“I’m sorry, my mistake. Television presenter.”
Chief Inspector Coleridge dumped the thick file of suspect profiles onto his desk and turned his attention once more to the big video screen that had been erected in the corner of the incident room. For the previous two hours he had been watching tapes at random.
Garry lounged on the green couch. The pause button was down and Garry’s image was frozen. Had the tape been running, the picture would have been much the same, for Garry was in his customary position, legs spread wide, muscles flexed, left hand idly fondling his testicles.
A blurred blue eagle hovered above his right ankle. Coleridge hated that eagle. Just what the hell did this pointless lump of arrogance and ignorance think he had in common with an eagle? He pressed play and Garry spoke.
“Your basic English Premier League team consists of ten idiots and one big gorilla hanging about up at the front, usually a black geezer.”
Coleridge struggled to care. Already his mind was drifting. How much rubbish could these people talk? Everybody talked rubbish, of course, but with most people it just disappeared into the ether; with this lot it was there for ever.

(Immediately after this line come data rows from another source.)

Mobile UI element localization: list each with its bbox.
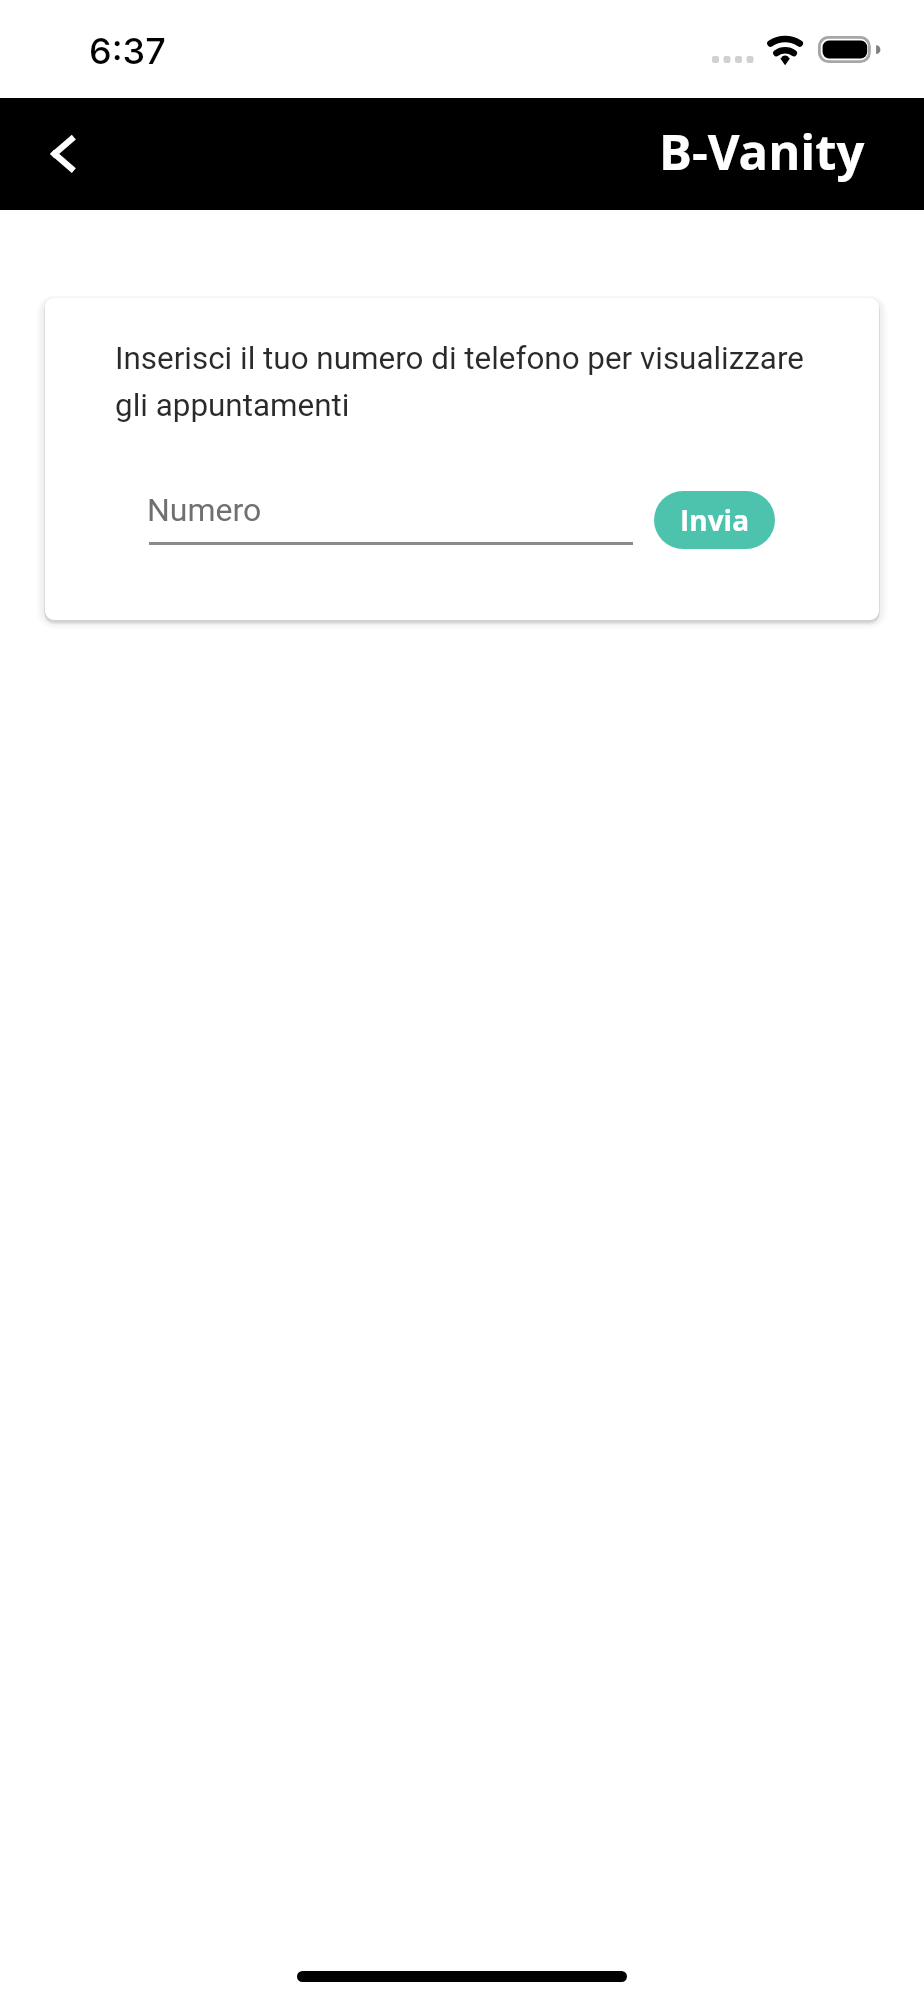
- button[interactable]: Invia: [654, 491, 775, 549]
- staticText: Numero: [147, 491, 262, 529]
- staticText: Invia: [680, 501, 750, 539]
- staticText: B-Vanity: [659, 118, 865, 185]
- staticText: 6:37: [89, 29, 166, 73]
- button[interactable]: Back: [23, 115, 101, 193]
- staticText: Inserisci il tuo numero di telefono per …: [115, 340, 815, 424]
- button[interactable]: Numero: [147, 470, 633, 552]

What was more, it was evidence. He had to listen to it.
“… What the ten idiots have to do is keep kicking the ball up to the gorilla in the hope that he’ll be unmarked and get a lucky shot in.”

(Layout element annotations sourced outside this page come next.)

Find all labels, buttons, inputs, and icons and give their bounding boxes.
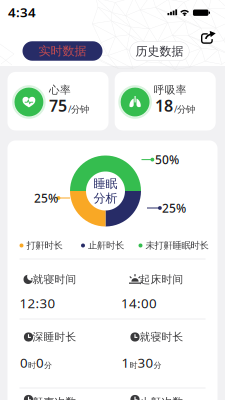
staticText: 4:34 <box>8 3 36 21</box>
staticText: 分 <box>44 360 52 370</box>
staticText: 时 <box>130 360 138 370</box>
staticText: 1 <box>122 354 130 371</box>
staticText: 25% <box>34 190 58 206</box>
staticText: 打鼾时长 <box>26 240 62 251</box>
staticText: 0 <box>20 354 28 371</box>
staticText: 就寝时间 <box>32 273 76 286</box>
staticText: 未打鼾睡眠时长 <box>146 240 208 251</box>
staticText: 止鼾次数 <box>140 395 184 400</box>
staticText: 分析 <box>94 191 118 206</box>
staticText: /分钟 <box>174 103 195 115</box>
staticText: 呼吸率 <box>154 83 187 96</box>
button[interactable]: 实时数据 <box>22 41 102 61</box>
staticText: 50% <box>155 152 179 167</box>
button[interactable]: 心率 <box>8 72 108 130</box>
staticText: 鼾声次数 <box>32 395 76 400</box>
button[interactable]: 历史数据 <box>130 42 189 60</box>
staticText: 30 <box>138 354 154 371</box>
staticText: 分 <box>154 360 162 370</box>
staticText: 心率 <box>49 83 71 96</box>
staticText: 18 <box>155 95 173 116</box>
staticText: 25% <box>162 200 186 216</box>
staticText: 起床时间 <box>140 273 184 286</box>
staticText: 就寝时长 <box>140 330 184 344</box>
staticText: 14:00 <box>121 294 157 312</box>
staticText: 12:30 <box>20 294 56 312</box>
staticText: 止鼾时长 <box>88 240 124 251</box>
staticText: 深睡时长 <box>32 330 76 344</box>
staticText: 75 <box>49 95 67 116</box>
staticText: 历史数据 <box>136 44 184 58</box>
staticText: 时 <box>28 360 36 370</box>
staticText: 0 <box>36 354 44 371</box>
staticText: 睡眠 <box>94 176 118 191</box>
staticText: /分钟 <box>68 103 89 115</box>
button[interactable]: 分享 <box>200 30 216 46</box>
staticText: 实时数据 <box>38 44 86 58</box>
button[interactable]: 呼吸率 <box>115 72 216 130</box>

The world had heard these sparkling observations before: they had been chosen for broadcast, the people at Peeping Tom Productions having been thrilled with them. The words “black” and “gorilla” in the same sentence would make a terrific reality TV moment.
“‘Bold, provocative and controversial’,” Coleridge muttered under his breath.
He was quoting from a newspaper article he had found inside the box of the video tape he was watching. All of the House Arrest tapes had arrived with the appropriate press clippings attached. The Peeping Tom media office were nothing if not thorough. When you asked for their archive, you got it.